Explicite et révelateur. Le texte du communiqué du Cabinet royal qui annonce la nomination par Sa Majesté le roi de M’hammed Boucetta à la tête de la commission consultative royale chargée de la révision de la Moudawana, l’est à maints égards. Son contenu est très précis, circonscrit et suffisamment développé pour aborder avec une tonalité moderniste le code de la famille dans ses multiples volets.
Le référentiel d’Ijtihad , la notion de la générosité et de la tolérance dans l’Islam et l’ancrage aux droits de l’homme universellement reconnus, ne sont aucunement antinomiques. Bien au contraire, ils sont complémentaires dans le cas de la Moudawana si leur conjugaison avec l’évolution du temps et des transformations de la société marocaine, s’effectuent au présent de l’indicatif et non pas à l’imparfait… Le Souverain, en sa qualité d’Amir Al Mouaminine, réitère son attachement à l’égalité, l’équité et l’entraide au sein de la famille.
L’appel royal au « maximum d’Ijtihad » conforte la pérennité des valeurs de l’Islam qui s’adaptent à tout temps, et en tout lieu. D’ailleurs l’islam n’a jamais été une religion figée depuis l’époque du prophète Sidna Mohammed dont les hadiths faisaient et font toujours foi comme un Ijtihad qui complète les prescriptions du Coran. D’où la Sunna. Et au fil du temps l’apparition des rites malékites, Chaffiite, Hanafite et Hanbali dont la valeur jurisprudentielle n’a jamais été contestée. C’est dire que la réforme du statut de la femme doit sortir de ce carcan dans lequel une minorité veut l’enfermer, sans pour autant que cet Ijtihad soit considéré comme une déviation à la religion. D’où la nécessité d’accélérer les travaux de la Commission royale à laquelle le Souverain vient de donner un nouveau sang en nommant M’hammed Boucetta à sa tête. L’homme politique et le juriste attitré est très rompu a l’exercice difficile des négociations depuis les accords d’Aix-les-Bains de 1955. Il est très respecté et est en mesure d’accomplir sa mission avec l’aide des jurisconsultes pour arriver à un consensus entre les modernistes et les traditionalistes.

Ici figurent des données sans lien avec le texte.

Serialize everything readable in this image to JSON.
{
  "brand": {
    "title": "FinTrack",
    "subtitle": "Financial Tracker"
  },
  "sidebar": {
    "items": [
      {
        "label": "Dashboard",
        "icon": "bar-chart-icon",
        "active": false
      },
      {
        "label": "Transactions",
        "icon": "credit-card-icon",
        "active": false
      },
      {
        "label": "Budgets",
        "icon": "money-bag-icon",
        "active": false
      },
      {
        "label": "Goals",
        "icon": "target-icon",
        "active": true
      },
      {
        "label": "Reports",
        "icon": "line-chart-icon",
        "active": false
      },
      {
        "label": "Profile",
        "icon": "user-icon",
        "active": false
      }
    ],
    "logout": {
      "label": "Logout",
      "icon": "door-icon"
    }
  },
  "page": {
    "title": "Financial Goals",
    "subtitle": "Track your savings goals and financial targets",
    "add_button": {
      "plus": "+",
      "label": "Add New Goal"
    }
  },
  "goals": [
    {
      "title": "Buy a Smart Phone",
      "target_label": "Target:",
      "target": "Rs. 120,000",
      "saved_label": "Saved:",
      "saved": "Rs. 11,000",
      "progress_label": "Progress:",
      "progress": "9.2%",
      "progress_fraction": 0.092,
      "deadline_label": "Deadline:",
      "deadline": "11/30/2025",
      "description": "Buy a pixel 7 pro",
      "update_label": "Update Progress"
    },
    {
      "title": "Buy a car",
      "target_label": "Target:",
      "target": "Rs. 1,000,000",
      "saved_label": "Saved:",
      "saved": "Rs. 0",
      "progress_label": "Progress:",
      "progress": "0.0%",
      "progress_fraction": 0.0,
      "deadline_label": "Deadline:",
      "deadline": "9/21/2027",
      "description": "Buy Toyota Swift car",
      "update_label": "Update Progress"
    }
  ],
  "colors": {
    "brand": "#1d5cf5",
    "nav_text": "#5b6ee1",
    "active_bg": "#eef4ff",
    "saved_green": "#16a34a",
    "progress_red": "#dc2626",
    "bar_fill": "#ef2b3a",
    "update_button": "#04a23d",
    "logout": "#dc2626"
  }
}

Quand on sait que ce vieux routier de la politique appartient au parti de l’Istiqlal, défenseur acharné de l’Islam, personne ne pourra le taxer ni de libertinage, ni d’orthodoxie religieuse. Encore faut-il rappeler que le blocage qui a caractérisé ce projet depuis le fameux plan d’intégration, n’a pas raison d’être si la loi de la majorité avait prévalu. Il est regrettable que le gouvernement Youssoufi ne soit pas allé jusqu’au bout de la logique démocratique en soumettant ce projet au Parlement.
À l’époque, la configuration de la Chambre des représentants prédestinait la réforme du code de la famille à une approbation acquise d’avance. Mais l’inexpérience et la nonchalance ont fait que le débat est sorti dans la rue pour qu’il prenne une dimension disproportionnée par rapport à la dominante politique de l’époque. La démocratie a cédé devant le fondamentalisme politique.